Quando a notícia da gravidez de Bate-Seba chegou até Davi, ele arquitetou um plano para “resolver” o imbróglio. Convocou o oficial, que estava no campo de batalha. Logo que Urias chegou, Davi ordenou que servissem vinho ao homem. Na cabeça do rei, Urias voltaria para casa, bêbado, e dormiria com a mulher. A infidelidade seria encoberta, pois o militar pensaria que a gravidez teria sido concebida em sua noite de folga.

Porém, Urias não voltou para casa. Na manhã seguinte, Davi ficou sabendo que o homem havia dormido no portão do palácio. Ao ser inquirido, Urias alegou que não tinha direito de dormir no conforto de sua casa, enquanto seus companheiros enfrentavam as dificuldades do acampamento de guerra, dormindo ao relento. 

Assim, Davi toma uma decisão drástica e que, para mim, é o ápice da perversidade. Escreveu uma carta endereçada a Joabe, comandante do exército. Na carta, Davi dava ordens específicas para que Urias fosse abandonado durante a batalha, de modo que morresse de qualquer jeito. E agora vem o ponto mais perverso e maligno de tudo: o portador da carta foi o próprio Urias! Sim, ele levou sua própria sentença de morte, sem saber de nada!

Os mais religiosos vão alegar que o pecado de Davi (para mim isso foi é crime hediondo com motivo torpe) não ficou impune, que Deus o puniu. Como? MATANDO A CRIANÇA gerada no adultério. E não foi uma morte súbita. O bebê AGONIZOU. Como Deus é bom!

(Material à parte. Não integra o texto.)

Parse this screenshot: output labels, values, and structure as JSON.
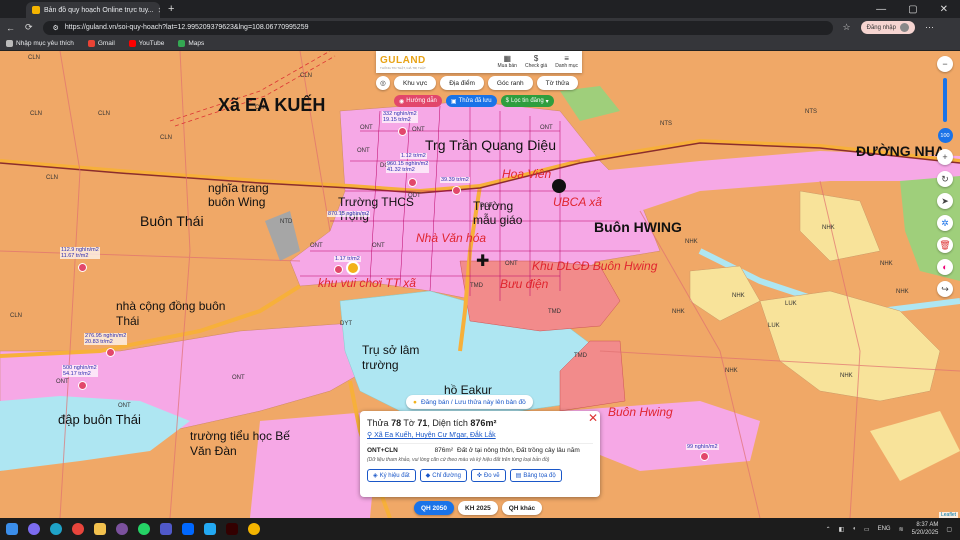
{
  "browser": {
    "tab_title": "Bản đồ quy hoạch Online trực tuy...",
    "url": "https://guland.vn/soi-quy-hoach?lat=12.995209379623&lng=108.06770995259",
    "login_label": "Đăng nhập",
    "bookmarks": [
      {
        "label": "Nhập mục yêu thích",
        "color": "#bbb"
      },
      {
        "label": "Gmail",
        "color": "#ea4335"
      },
      {
        "label": "YouTube",
        "color": "#ff0000"
      },
      {
        "label": "Maps",
        "color": "#34a853"
      }
    ]
  },
  "app": {
    "logo": "GULAND",
    "logo_tagline": "THÔNG TIN THẬT, GIÁ TRỊ THẬT",
    "top_actions": [
      {
        "icon": "building-icon",
        "glyph": "▦",
        "label": "Mua bán"
      },
      {
        "icon": "dollar-icon",
        "glyph": "$",
        "label": "Check giá"
      },
      {
        "icon": "menu-icon",
        "glyph": "≡",
        "label": "Danh mục"
      }
    ],
    "filters": [
      "Khu vực",
      "Địa điểm",
      "Góc ranh",
      "Tờ thửa"
    ],
    "chips": [
      {
        "label": "Hướng dẫn",
        "color": "#e2476b"
      },
      {
        "label": "Thửa đã lưu",
        "color": "#1a73e8"
      },
      {
        "label": "Lọc tin đăng",
        "color": "#2e9e3e"
      }
    ],
    "zoom_level": "100",
    "save_prompt": "Đăng bán / Lưu thửa này lên bản đồ"
  },
  "map": {
    "places": [
      {
        "text": "Xã EA KUẾH",
        "style": "big"
      },
      {
        "text": "Buôn Thái",
        "style": "med"
      },
      {
        "text": "Buôn HWING",
        "style": "med"
      },
      {
        "text": "ĐƯỜNG NHA",
        "style": "med"
      },
      {
        "text": "Trg Trần Quang Diệu",
        "style": "med"
      },
      {
        "text": "nghĩa trang buôn Wing",
        "style": "med"
      },
      {
        "text": "Trường THCS Trọng",
        "style": "med"
      },
      {
        "text": "Trường mẫu giáo",
        "style": "med"
      },
      {
        "text": "nhà cộng đồng buôn Thái",
        "style": "med"
      },
      {
        "text": "Trụ sở lâm trường",
        "style": "med"
      },
      {
        "text": "đập buôn Thái",
        "style": "med"
      },
      {
        "text": "trường tiểu học Bế Văn Đàn",
        "style": "med"
      },
      {
        "text": "hồ Eakur",
        "style": "med"
      },
      {
        "text": "Hoa Viên",
        "style": "red"
      },
      {
        "text": "UBCA xã",
        "style": "red"
      },
      {
        "text": "Nhà Văn hóa",
        "style": "red"
      },
      {
        "text": "khu vui chơi TT xã",
        "style": "red"
      },
      {
        "text": "Bưu điện",
        "style": "red"
      },
      {
        "text": "Khu DLCĐ Buôn Hwing",
        "style": "red"
      },
      {
        "text": "Buôn Hwing",
        "style": "red"
      }
    ],
    "land_codes": [
      "CLN",
      "ONT",
      "NHK",
      "NTD",
      "LUK",
      "DGT",
      "TMD",
      "NTS",
      "DYT",
      "ODT"
    ],
    "price_tags": [
      {
        "text": "332 nghìn/m2\n19.15 tr/m2"
      },
      {
        "text": "1.12 tr/m2"
      },
      {
        "text": "960.15 nghìn/m2\n41.32 tr/m2"
      },
      {
        "text": "39.39 tr/m2"
      },
      {
        "text": "870.15 nghìn/m2"
      },
      {
        "text": "1.17 tr/m2"
      },
      {
        "text": "112.9 nghìn/m2\n11.67 tr/m2"
      },
      {
        "text": "276.95 nghìn/m2\n20.83 tr/m2"
      },
      {
        "text": "500 nghìn/m2\n54.17 tr/m2"
      },
      {
        "text": "99 nghìn/m2"
      }
    ]
  },
  "parcel_card": {
    "title_prefix": "Thửa",
    "parcel_no": "78",
    "sheet_prefix": "Tờ",
    "sheet_no": "71",
    "area_prefix": "Diện tích",
    "area": "876m²",
    "location": "Xã Ea Kuếh, Huyện Cư M'gar, Đắk Lắk",
    "land_type": "ONT+CLN",
    "land_area": "876m²",
    "land_desc": "Đất ở tại nông thôn, Đất trồng cây lâu năm",
    "note": "(Dữ liệu tham khảo, vui lòng căn cứ theo màu và ký hiệu đất trên từng loại bản đồ)",
    "buttons": [
      "Ký hiệu đất",
      "Chỉ đường",
      "Đo vẽ",
      "Bảng tọa độ"
    ]
  },
  "plan_tabs": [
    {
      "label": "QH 2050",
      "active": true
    },
    {
      "label": "KH 2025",
      "active": false
    },
    {
      "label": "QH khác",
      "active": false
    }
  ],
  "attribution": "Leaflet",
  "taskbar": {
    "lang": "ENG",
    "time": "8:37 AM",
    "date": "5/20/2025"
  }
}
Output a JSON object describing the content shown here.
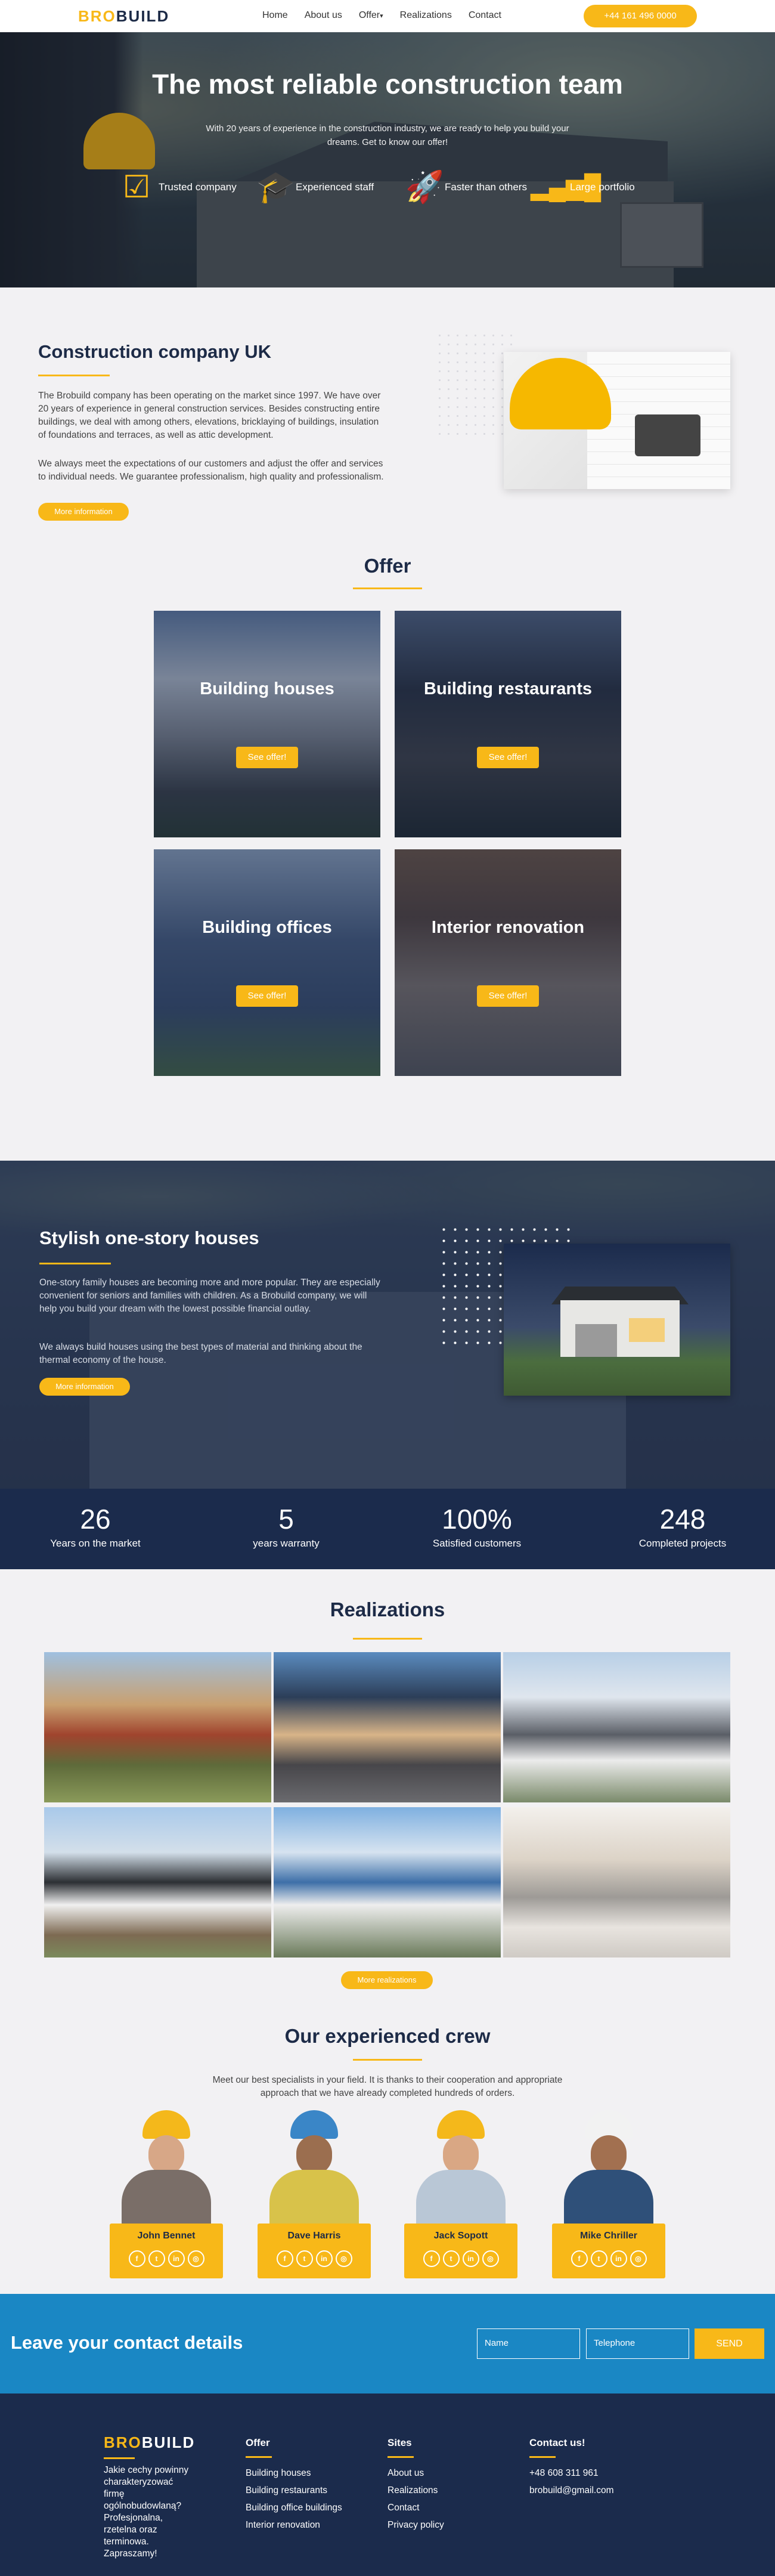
{
  "header": {
    "logo_a": "BRO",
    "logo_b": "BUILD",
    "nav": [
      "Home",
      "About us",
      "Offer",
      "Realizations",
      "Contact"
    ],
    "offer_caret": "▾",
    "phone": "+44 161 496 0000"
  },
  "hero": {
    "title": "The most reliable construction team",
    "subtitle": "With 20 years of experience in the construction industry, we are ready to help you build your dreams. Get to know our offer!",
    "features": [
      "Trusted company",
      "Experienced staff",
      "Faster than others",
      "Large portfolio"
    ]
  },
  "company": {
    "title": "Construction company UK",
    "para1": "The Brobuild company has been operating on the market since 1997. We have over 20 years of experience in general construction services. Besides constructing entire buildings, we deal with among others, elevations, bricklaying of buildings, insulation of foundations and terraces, as well as attic development.",
    "para2": "We always meet the expectations of our customers and adjust the offer and services to individual needs. We guarantee professionalism, high quality and professionalism.",
    "button": "More information"
  },
  "offer": {
    "title": "Offer",
    "cards": [
      {
        "title": "Building houses",
        "button": "See offer!"
      },
      {
        "title": "Building restaurants",
        "button": "See offer!"
      },
      {
        "title": "Building offices",
        "button": "See offer!"
      },
      {
        "title": "Interior renovation",
        "button": "See offer!"
      }
    ]
  },
  "stylish": {
    "title": "Stylish one-story houses",
    "para1": "One-story family houses are becoming more and more popular. They are especially convenient for seniors and families with children. As a Brobuild company, we will help you build your dream with the lowest possible financial outlay.",
    "para2": "We always build houses using the best types of material and thinking about the thermal economy of the house.",
    "button": "More information"
  },
  "stats": [
    {
      "number": "26",
      "label": "Years on the market"
    },
    {
      "number": "5",
      "label": "years warranty"
    },
    {
      "number": "100%",
      "label": "Satisfied customers"
    },
    {
      "number": "248",
      "label": "Completed projects"
    }
  ],
  "realizations": {
    "title": "Realizations",
    "button": "More realizations"
  },
  "crew": {
    "title": "Our experienced crew",
    "subtitle": "Meet our best specialists in your field. It is thanks to their cooperation and appropriate approach that we have already completed hundreds of orders.",
    "members": [
      "John Bennet",
      "Dave Harris",
      "Jack Sopott",
      "Mike Chriller"
    ],
    "social": [
      "f",
      "t",
      "in",
      "◎"
    ]
  },
  "contact": {
    "title": "Leave your contact details",
    "name_placeholder": "Name",
    "phone_placeholder": "Telephone",
    "send": "SEND"
  },
  "footer": {
    "logo_a": "BRO",
    "logo_b": "BUILD",
    "tagline": "Jakie cechy powinny charakteryzować firmę ogólnobudowlaną? Profesjonalna, rzetelna oraz terminowa. Zapraszamy!",
    "offer_title": "Offer",
    "offer_links": [
      "Building houses",
      "Building restaurants",
      "Building office buildings",
      "Interior renovation"
    ],
    "sites_title": "Sites",
    "sites_links": [
      "About us",
      "Realizations",
      "Contact",
      "Privacy policy"
    ],
    "contact_title": "Contact us!",
    "contact_lines": [
      "+48 608 311 961",
      "brobuild@gmail.com"
    ]
  },
  "colors": {
    "accent": "#f8b818",
    "navy": "#1b2b4c",
    "contact_blue": "#1a87c4"
  }
}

Há um outro discurso sobre a punição divina. Alguns dizem que o que aconteceu com a família de Davi depois teria sido em parte consequência desse adultério. Claro que tem mais uma contribuição do próprio Davi nessa história. E o que afinal aconteceu? Bem, digamos que os filhos de Davi em geral não foram muito bons uns para com os outros. Para começar, Amnon cometeu estupro contra Tamar, que era sua irmã por parte de pai. Absalão, irmão de Tamar por parte de mãe e pai, exigiu de Davi uma punição contra Amnon, o que não aconteceu. Amargurado, Absalão decide fazer “justiça” com as próprias mãos, tramando e executando o assassinato de Amnon. Não satisfeito, ele dá um golpe de estado e depõe o pai, assumindo o trono de Israel.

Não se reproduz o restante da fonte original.